Series of nested normal subgroup (composition series) induces a sequence of quotient groups

Question

In Group theory in a nutshell by A. Zee on pg. 66 he introduces sequences of nested normal subgroups:

$G \rhd H_1 \rhd H_2 \rhd \dots \rhd H_k \rhd I$.

Then he says that this induces a sequence of quotient groups:

$G/ H_1 \supset H_1/H_2 \supset H_2/H_3 \supset \dots \supset H_k$.

Why is this true? And how to interpret this sequence of quotient groups? At first sight it seems strange, as $G/H_1$ consists of cosets of $H_1$ and $H_1/H_2$ consists of cosets of $H_2$, it seems $H_1/H_2$ cannot be a subset of $G/H_1$.
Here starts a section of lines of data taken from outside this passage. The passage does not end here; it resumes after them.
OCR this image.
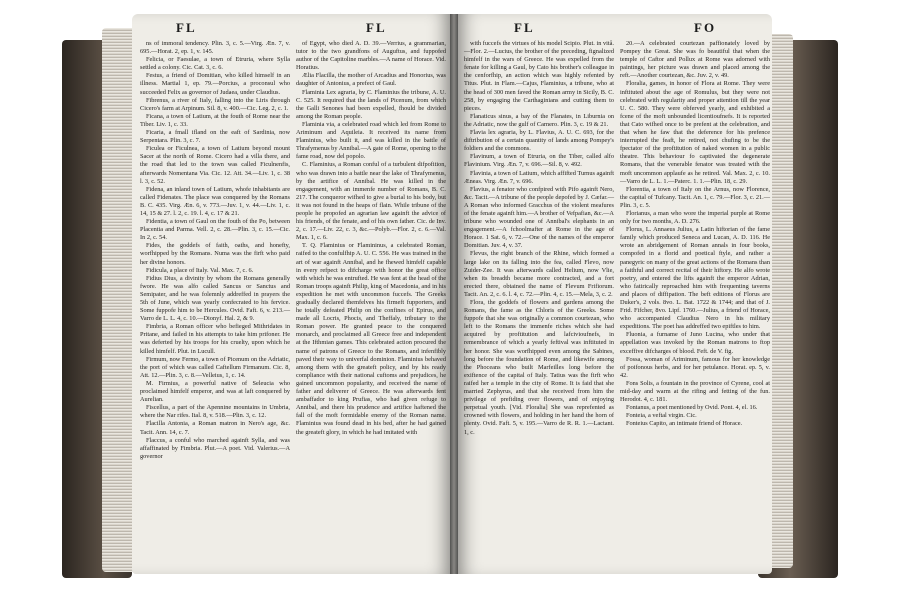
FL	FL

ns of immoral tendency. Plin. 3, c. 5.—Virg. Æn. 7, v. 695.—Horat. 2, ep. 1, v. 145.

Felicia, or Faesulae, a town of Etruria, where Sylla settled a colony. Cic. Cat. 3, c. 6.

Festus, a friend of Domitian, who killed himself in an illness. Martial 1, ep. 79.—Porcius, a proconsul who succeeded Felix as governor of Judaea, under Claudius.

Fibrenus, a river of Italy, falling into the Liris through Cicero's farm at Arpinum. Sil. 8, v. 400.—Cic. Leg. 2, c. 1.

Ficana, a town of Latium, at the fouth of Rome near the Tiber. Liv. 1, c. 33.

Ficaria, a fmall ifland on the eaft of Sardinia, now Serpentara. Plin. 3, c. 7.

Ficulea or Ficulnea, a town of Latium beyond mount Sacer at the north of Rome. Cicero had a villa there, and the road that led to the town was called Ficulnenfis, afterwards Nomentana Via. Cic. 12. Att. 34.—Liv. 1, c. 38 l. 3, c. 52.

Fidena, an inland town of Latium, whofe inhabitants are called Fidenates. The place was conquered by the Romans B. C. 435. Virg. Æn. 6, v. 773.—Juv. 1, v. 44.—Liv. 1, c. 14, 15 & 27. l. 2, c. 19. l. 4, c. 17 & 21.

Fidentia, a town of Gaul on the fouth of the Po, between Placentia and Parma. Vell. 2, c. 28.—Plin. 3, c. 15.—Cic. In 2, c. 54.

Fides, the goddefs of faith, oaths, and honefty, worfhipped by the Romans. Numa was the firft who paid her divine honors.

Fidicula, a place of Italy. Val. Max. 7, c. 6.

Fidius Dius, a divinity by whom the Romans generally fwore. He was alfo called Sancus or Sanctus and Semipater, and he was folemnly addreffed in prayers the 5th of June, which was yearly confecrated to his fervice. Some fuppofe him to be Hercules. Ovid. Faft. 6, v. 213.—Varro de L. L. 4, c. 10.—Dionyf. Hal. 2, & 9.

Fimbria, a Roman officer who befieged Mithridates in Pritane, and failed in his attempts to take him prifoner. He was deferted by his troops for his cruelty, upon which he killed himfelf. Plut. in Lucull.

Firmum, now Fermo, a town of Picenum on the Adriatic, the port of which was called Caftellum Firmanum. Cic. 8, Att. 12.—Plin. 3, c. 8.—Velleius, 1, c. 14.

M. Firmius, a powerful native of Seleucia who proclaimed himfelf emperor, and was at laft conquered by Aurelian.

Fiscellus, a part of the Apennine mountains in Umbria, where the Nar rifes. Ital. 8, v. 518.—Plin. 3, c. 12.

Flacilla Antonia, a Roman matron in Nero's age, &c. Tacit. Ann. 14, c. 7.

Flaccus, a conful who marched againft Sylla, and was affaffinated by Fimbria. Plut.—A poet. Vid. Valerius.—A governor

of Egypt, who died A. D. 39.—Verrius, a grammarian, tutor to the two grandfons of Auguftus, and fuppofed author of the Capitoline marbles.—A name of Horace. Vid. Horatius.

Ælia Flacilla, the mother of Arcadius and Honorius, was daughter of Antonius, a prefect of Gaul.

Flaminia Lex agraria, by C. Flaminius the tribune, A. U. C. 525. It required that the lands of Picenum, from which the Galli Senones had been expelled, fhould be divided among the Roman people.

Flaminia via, a celebrated road which led from Rome to Ariminum and Aquileia. It received its name from Flaminius, who built it, and was killed in the battle of Thrafymenus by Annibal.—A gate of Rome, opening to the fame road, now del popolo.

C. Flaminius, a Roman conful of a turbulent difpofition, who was drawn into a battle near the lake of Thrafymenus, by the artifice of Annibal. He was killed in the engagement, with an immenfe number of Romans, B. C. 217. The conqueror wifhed to give a burial to his body, but it was not found in the heaps of flain. While tribune of the people he propofed an agrarian law againft the advice of his friends, of the fenate, and of his own father. Cic. de Inv. 2, c. 17.—Liv. 22, c. 3, &c.—Polyb.—Flor. 2, c. 6.—Val. Max. 1, c. 6.

T. Q. Flaminius or Flamininus, a celebrated Roman, raifed to the confulfhip A. U. C. 556. He was trained in the art of war againft Annibal, and he fhewed himfelf capable in every refpect to difcharge with honor the great office with which he was entrufted. He was fent at the head of the Roman troops againft Philip, king of Macedonia, and in his expedition he met with uncommon fuccefs. The Greeks gradually declared themfelves his firmeft fupporters, and he totally defeated Philip on the confines of Epirus, and made all Locris, Phocis, and Theffaly, tributary to the Roman power. He granted peace to the conquered monarch, and proclaimed all Greece free and independent at the Ifthmian games. This celebrated action procured the name of patrons of Greece to the Romans, and infenfibly paved their way to univerfal dominion. Flaminius behaved among them with the greateft policy, and by his ready compliance with their national cuftoms and prejudices, he gained uncommon popularity, and received the name of father and deliverer of Greece. He was afterwards fent ambaffador to king Prufias, who had given refuge to Annibal, and there his prudence and artifice haftened the fall of the moft formidable enemy of the Roman name. Flaminius was found dead in his bed, after he had gained the greateft glory, in which he had imitated with

FL	FO

with fuccefs the virtues of his model Scipio. Plut. in vitâ.—Flor. 2.—Lucius, the brother of the preceding, fignalized himfelf in the wars of Greece. He was expelled from the fenate for killing a Gaul, by Cato his brother's colleague in the cenforfhip, an action which was highly refented by Titus. Plut. in Flam.—Cajus, Flaminius, a tribune, who at the head of 300 men faved the Roman army in Sicily, B. C. 258, by engaging the Carthaginians and cutting them to pieces.

Flanaticus sinus, a bay of the Flanates, in Liburnia on the Adriatic, now the gulf of Carnero. Plin. 3, c. 19 & 21.

Flavia lex agraria, by L. Flavius, A. U. C. 693, for the diftribution of a certain quantity of lands among Pompey's foldiers and the commons.

Flavinum, a town of Etruria, on the Tiber, called alfo Flavinium. Virg. Æn. 7, v. 696.—Sil. 8, v. 492.

Flavinia, a town of Latium, which affifted Turnus againft Æneas. Virg. Æn. 7, v. 696.

Flavius, a fenator who confpired with Pifo againft Nero, &c. Tacit.—A tribune of the people depofed by J. Cæfar.—A Roman who informed Gracchus of the violent meafures of the fenate againft him.—A brother of Vefpafian, &c.—A tribune who wounded one of Annibal's elephants in an engagement.—A fchoolmafter at Rome in the age of Horace. 1 Sat. 6, v. 72.—One of the names of the emperor Domitian. Juv. 4, v. 37.

Flevus, the right branch of the Rhine, which formed a large lake on its falling into the fea, called Flevo, now Zuider-Zee. It was afterwards called Helium, now Vlie, when its breadth became more contracted, and a fort erected there, obtained the name of Flevum Frifiorum. Tacit. An. 2, c. 6. l. 4, c. 72.—Plin. 4, c. 15.—Mela, 3, c. 2.

Flora, the goddefs of flowers and gardens among the Romans, the fame as the Chloris of the Greeks. Some fuppofe that she was originally a common courtezan, who left to the Romans the immenfe riches which she had acquired by proftitution and lafcivioufnefs, in remembrance of which a yearly feftival was inftituted in her honor. She was worfhipped even among the Sabines, long before the foundation of Rome, and likewife among the Phoceans who built Marfeilles long before the exiftence of the capital of Italy. Tatius was the firft who raifed her a temple in the city of Rome. It is faid that she married Zephyrus, and that she received from him the privilege of prefiding over flowers, and of enjoying perpetual youth. [Vid. Floralia] She was reprefented as crowned with flowers, and holding in her hand the horn of plenty. Ovid. Faft. 5, v. 195.—Varro de R. R. 1.—Lactant. 1, c.

20.—A celebrated courtezan paffionately loved by Pompey the Great. She was fo beautiful that when the temple of Caftor and Pollux at Rome was adorned with paintings, her picture was drawn and placed among the reft.—Another courtezan, &c. Juv. 2, v. 49.

Floralia, games, in honor of Flora at Rome. They were inftituted about the age of Romulus, but they were not celebrated with regularity and proper attention till the year U. C. 580. They were obferved yearly, and exhibited a fcene of the moft unbounded licentioufnefs. It is reported that Cato wifhed once to be prefent at the celebration, and that when he faw that the deference for his prefence interrupted the feaft, he retired, not chufing to be the fpectator of the proftitution of naked women in a public theatre. This behaviour fo captivated the degenerate Romans, that the venerable fenator was treated with the moft uncommon applaufe as he retired. Val. Max. 2, c. 10.—Varro de L. L. 1.—Paterc. 1. 1.—Plin. 18, c. 29.

Florentia, a town of Italy on the Arnus, now Florence, the capital of Tufcany. Tacit. An. 1, c. 79.—Flor. 3, c. 21.—Plin. 3, c. 5.

Florianus, a man who wore the imperial purple at Rome only for two months, A. D. 276.

Florus, L. Annaeus Julius, a Latin hiftorian of the fame family which produced Seneca and Lucan, A. D. 116. He wrote an abridgement of Roman annals in four books, compofed in a florid and poetical ftyle, and rather a panegyric on many of the great actions of the Romans than a faithful and correct recital of their hiftory. He alfo wrote poetry, and entered the lifts againft the emperor Adrian, who fatirically reproached him with frequenting taverns and places of diffipation. The beft editions of Florus are Duker's, 2 vols. 8vo. L. Bat. 1722 & 1744; and that of J. Frid. Fifcher, 8vo. Lipf. 1760.—Julius, a friend of Horace, who accompanied Claudius Nero in his military expeditions. The poet has addreffed two epiftles to him.

Fluonia, a furname of Juno Lucina, who under that appellation was invoked by the Roman matrons to ftop exceffive difcharges of blood. Feft. de V. fig.

Fossa, woman of Ariminum, famous for her knowledge of poifonous herbs, and for her petulance. Horat. ep. 5, v. 42.

Fons Solis, a fountain in the province of Cyrene, cool at mid-day and warm at the rifing and fetting of the fun. Herodot. 4, c. 181.

Fontanus, a poet mentioned by Ovid. Pont. 4, el. 16.

Fonteia, a veftal virgin. Cic.

Fonteius Capito, an intimate friend of Horace.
Edit There is an errata available for this statement, it says $H_k$ in the second line should be replaced by $H_{k-1}/H_k$. This doesn't change my question.

Answer 1

It is not true, as pointed out in a comment. What is probably meant is that

this induces a sequence of quotient groups: $G/H_1$, $H_1/H_2$, $H_2/H_3$, $\ldots$, $H_{k-1}/H_k$, $H_k/I$.

Here $H_k/I \cong H_k$, so writing

$G/H_1$, $H_1/H_2$, $H_2/H_3$, $\ldots$, $H_{k-1}/H_k$, $H_k$

or

$G/H_1$, $H_1/H_2$, $H_2/H_3$, $\ldots$, $H_k$

would also be fine.